My life, it's a changin' and it's full of really good things that don't suck.
I'm happy again. Not just happy but joyful. I have a new job which I'm really excited about, I've been asked to share my story in a book about babyloss which makes me proud that sharing my story will help others. I've found some really fab accessories, got my hair did, that all makes me happy. But what I have is deeper than that and it happened before any of the good stuff. My circumstances hadn't changed yet, my heart has.
You find out what you're made of during struggle. It's not hard to be a grateful person when life is going your way. When things are easy, expressing gratitude goes hand in hand. The past year has changed me and I know what I'm made of.
I'm a fighter. At times I wanted to run away but I didn't. When it would have been easier to shut down, I opened myself up. Being vulnerable is never easy but I found that if I laid my heart out for people to see, they didn't just notice, they cared. I don't know at what point I decided I still had a lot to live for, I guess the important thing is, I decided to not just survive, I decided to live again.
I'm a lover. It's not in my nature to be mean. The moments I had of pure anger came out of a really ugly place of loss that I'd never experienced. Sarcasm has always flowed easily off my tongue. Snarky hasn't and I didn't like the taste of it. I witnessed, first hand, time and again how the simplest of kind gestures turned my day around. It's hard to feel like you don't matter or aren't important when a stranger gave me a genuine smile. When I would receive an email from someone letting me know they loved me and they were praying for me.
I reflect God's love. So many times this past year I was angry. Too angry to pray sometimes then I'd catch myself praying. My faith has been tested before, never to the extent as last year. When I wanted to doubt, I still believed. When I wanted to run, I still searched for God's hand in things. When life seemed too big, too much, too heavy, I leaned on the one thing that has always been stable. I planted my high heels on the solid truth of God's promises and I believe He's working in me. I see Him working through me. I never envisioned my writing would take me on the road I'm on but my story matters because it's a story of hope, prayer, pain and loss that is used to make people feel less alone.
I'm transparent. I don't care to tell on myself. I do a lot of dumb things and I'm the first to laugh at myself. I'm the first to reveal my fears as well as be excited of my accomplishments. I don't feel it's boastful to speak of how God has turned what was so broken, so lost, so tired, into a life that is filled with more love than I've ever felt.
I don't suck. All the lies Satan has spewed over me that were getting easier to believe the lonelier I felt, are gone. I'm not a failure, I'm not a quitter, I'm not selfish and I'm no longer the sad, broken person I was.
I'm different.
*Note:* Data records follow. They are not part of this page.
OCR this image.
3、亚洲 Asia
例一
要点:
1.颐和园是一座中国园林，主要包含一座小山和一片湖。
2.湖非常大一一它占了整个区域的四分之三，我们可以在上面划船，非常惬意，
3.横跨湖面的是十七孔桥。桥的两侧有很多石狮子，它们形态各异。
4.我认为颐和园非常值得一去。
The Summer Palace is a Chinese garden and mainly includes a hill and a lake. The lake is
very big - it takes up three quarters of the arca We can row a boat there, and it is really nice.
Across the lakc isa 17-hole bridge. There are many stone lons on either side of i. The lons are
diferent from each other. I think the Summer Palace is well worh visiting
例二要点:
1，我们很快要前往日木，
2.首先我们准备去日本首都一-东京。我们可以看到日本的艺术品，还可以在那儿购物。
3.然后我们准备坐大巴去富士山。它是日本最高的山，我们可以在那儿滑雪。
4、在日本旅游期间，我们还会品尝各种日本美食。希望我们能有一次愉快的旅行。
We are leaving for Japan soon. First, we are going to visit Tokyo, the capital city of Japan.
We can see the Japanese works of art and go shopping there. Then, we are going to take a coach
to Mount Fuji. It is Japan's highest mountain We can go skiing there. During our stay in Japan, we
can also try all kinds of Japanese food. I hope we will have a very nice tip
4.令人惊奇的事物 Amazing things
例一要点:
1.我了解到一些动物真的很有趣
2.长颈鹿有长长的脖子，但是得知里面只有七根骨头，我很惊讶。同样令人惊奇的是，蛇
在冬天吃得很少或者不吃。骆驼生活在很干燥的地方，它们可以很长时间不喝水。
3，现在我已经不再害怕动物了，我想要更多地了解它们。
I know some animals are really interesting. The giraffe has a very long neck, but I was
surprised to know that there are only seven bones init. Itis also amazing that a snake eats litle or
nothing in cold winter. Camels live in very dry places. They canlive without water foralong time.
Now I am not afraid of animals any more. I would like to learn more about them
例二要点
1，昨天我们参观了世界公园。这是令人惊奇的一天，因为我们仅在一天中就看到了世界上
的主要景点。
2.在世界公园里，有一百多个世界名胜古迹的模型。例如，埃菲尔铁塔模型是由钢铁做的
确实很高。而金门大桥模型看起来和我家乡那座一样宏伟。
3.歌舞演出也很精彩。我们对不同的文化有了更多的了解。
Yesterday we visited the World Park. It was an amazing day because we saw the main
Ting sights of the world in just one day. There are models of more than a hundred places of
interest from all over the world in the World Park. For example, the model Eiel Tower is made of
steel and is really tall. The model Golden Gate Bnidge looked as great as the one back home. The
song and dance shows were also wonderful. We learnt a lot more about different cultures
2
I'm still Missy. Still Melissa. Still wife, mother, daughter, niece, friend, but I'm more than that. I am someone who didn't give up. I'm someone who won't give up. I see what God has made of my life and I want everyone I know to experience that. I want each of them to know what it feels like to feel unlovable and stil be loved. To screw up and be forgiven. To lose so much but be filled to the point of overflowing.
I have more prayer warriors and friends than I ever imagined. I have closer relationships than I've ever had. I've healed enough that I can offer myself to others again and that feels so great.
The past few months I've taken a hard look at what is right about me and what needs changed. I constantly check myself to make sure that I'm seeking God's will, not my own. A beautiful friend said to me that she sees in me a hero, not because of me alone but because of the beautiful reflection of Christ thru me. That's one of the kindest things that's ever been said about me.
I'm thankful. I'm so, so thankful that I have so many wonderful people in my life. Knowing I can bring a need and it's met, knowing when I need to unload, they will help carry the burden. Knowing that when something good happens, they will be there to celebrate.
That's what's important. My life over the past few weeks has been filled with some big answers to prayers but my happiness isn't because of that. My joy comes from seeking God, knowing God and waiting for His whispers for me and being confident that I'm not going anywhere but where He leads.
Life is hard. That is a constant. Life is also beautiful. That I'm able to believe that shows the growth and healing I've had.
I wasn't able to move on any faster than I did because I was missing very big pieces of myself I had to learn how to live without. I wasn't able to offer myself to others in a way I wanted to until the pieces of my heart were put back together.
And they are. I miss Tucker and Fletcher and wish they were here beside me now, but they taught me the number of days isn't what matters. They lived long enough to change me.
I've worked really hard on myself. I've worked really hard to grow, heal and bloom into this Melissa I now am! And I just love her! Awesome shoes, great jewelry, open heart, ready smile. She's pretty cool and doesnt suck at all!
I'm blessed because I'm filled again with what was missing. The pieces of my heart being woven back together has made me feel very, very full!